Two differing Ah size batteries are in effect paralleled that are also of different age and condition...

This poses the question...

why do people go to so much trouble or considder it necessary to renew leisure batteries as a pair and insist they be of equal AH...?

Anyone able to supply a diffinative answer because i cant see any difference between conecting engine and hab in parallel to charge or just doing the same with two leisure batteries of differing sizes...


----------



## 747 (Oct 2, 2009)

You are not discharging them in parallel, just putting power in. :wink:


----------



## denisl (Mar 16, 2011)

In the circuit shown, if either the engine battery or the van battery are failing, you are going to know about it and would be able to replace that battery.

If you have 2 van batteries in parallel and one is older and failing, you may not know, and you would be losing some of the capacity of the good battery via the failing one. If they are both the same age, they should (hopefully) deteriorate together and be replaced together.

I doubt there is too much importance in having the batteries exactly the same size, although I guess any difference between the two batteries (type, make, size) may cause them to age at different rates.


----------



## DABurleigh (May 9, 2005)

And if you had superconducting wires linking the batteries you would be right. Or rather, the same problem would be experienced as with mismatched parallel leisure batteries - that the charge current and discharge current would be unequal between the batteries, according to the different batteries' effective internal resistances at each point in the cycle.

But insert resistance due to the cable run, and in practice this concern goes away, especially as the leisure battery at the end of the resistance run from the "charger" here will be separately charged by a mains charger periodically.

Dave


----------



## sallytrafic (Jan 17, 2006)

I'm glad to say I agree with Dave. 


and


Hopefully your two (or more) habitation batteries are closely coupled with short thick wires.


----------



## eddievanbitz (May 1, 2005)

And GEL batteries in parallel with Wet 8O !

:lol: 

Eddie


----------



## UncleNorm (May 1, 2005)

eddievanbitz said:


> And GEL batteries in parallel with Wet 8O !
> 
> :lol:
> 
> Eddie


Behave yourself, Eddie! This is a serious thread! :roll: :wink: :lol:

I have 2 GEL leisure batteries - one at 85 AH supplied with Our Coral; one at 104 AH bought a few months later.

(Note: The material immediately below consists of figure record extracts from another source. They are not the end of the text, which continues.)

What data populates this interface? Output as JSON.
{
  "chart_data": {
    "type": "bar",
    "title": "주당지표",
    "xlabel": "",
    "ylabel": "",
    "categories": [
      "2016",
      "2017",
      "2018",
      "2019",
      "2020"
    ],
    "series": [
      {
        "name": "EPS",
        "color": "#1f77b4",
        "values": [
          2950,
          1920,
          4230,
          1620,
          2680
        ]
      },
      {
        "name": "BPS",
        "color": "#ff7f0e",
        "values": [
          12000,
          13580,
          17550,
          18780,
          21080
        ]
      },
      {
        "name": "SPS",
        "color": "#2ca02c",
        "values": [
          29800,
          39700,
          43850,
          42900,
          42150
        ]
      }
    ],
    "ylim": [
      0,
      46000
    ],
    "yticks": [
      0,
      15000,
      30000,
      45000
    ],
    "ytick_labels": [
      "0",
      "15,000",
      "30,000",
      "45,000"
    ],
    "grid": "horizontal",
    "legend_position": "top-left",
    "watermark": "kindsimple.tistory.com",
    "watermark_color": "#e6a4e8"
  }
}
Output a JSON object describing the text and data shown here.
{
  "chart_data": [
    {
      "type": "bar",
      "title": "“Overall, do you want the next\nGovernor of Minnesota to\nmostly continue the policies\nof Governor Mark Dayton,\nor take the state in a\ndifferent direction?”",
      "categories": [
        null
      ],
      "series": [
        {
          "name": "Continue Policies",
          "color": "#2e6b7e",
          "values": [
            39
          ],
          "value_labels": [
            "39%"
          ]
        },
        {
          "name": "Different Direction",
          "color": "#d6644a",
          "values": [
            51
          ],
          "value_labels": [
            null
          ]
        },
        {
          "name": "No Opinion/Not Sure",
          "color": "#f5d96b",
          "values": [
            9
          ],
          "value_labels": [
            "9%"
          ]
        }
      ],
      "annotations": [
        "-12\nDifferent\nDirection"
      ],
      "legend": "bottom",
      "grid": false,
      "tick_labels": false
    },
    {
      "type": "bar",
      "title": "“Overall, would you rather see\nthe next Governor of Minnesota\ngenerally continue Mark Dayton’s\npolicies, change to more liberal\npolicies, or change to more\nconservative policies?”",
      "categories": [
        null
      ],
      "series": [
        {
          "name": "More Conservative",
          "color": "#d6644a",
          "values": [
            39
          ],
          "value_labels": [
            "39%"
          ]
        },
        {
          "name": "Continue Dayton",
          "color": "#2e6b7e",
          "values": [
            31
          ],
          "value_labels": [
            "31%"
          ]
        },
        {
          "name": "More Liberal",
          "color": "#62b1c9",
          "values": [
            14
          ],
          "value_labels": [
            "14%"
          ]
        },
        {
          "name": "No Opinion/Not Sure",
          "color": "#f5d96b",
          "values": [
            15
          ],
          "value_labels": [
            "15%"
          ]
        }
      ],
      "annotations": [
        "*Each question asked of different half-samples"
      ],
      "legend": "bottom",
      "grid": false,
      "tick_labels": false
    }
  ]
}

The second was installed by the late Peter, Humber-Traveller, who was very knowledgeable and a very thorough, immaculately neat worker.

Did Peter do anything wrong or is my system still OK after 4+ years?


----------



## eddievanbitz (May 1, 2005)

Certain rules have to be suspended in favour of "If it ain't broke don't fix it"

If it has been fine for four years, and is working fine, it's great!

Eddie


----------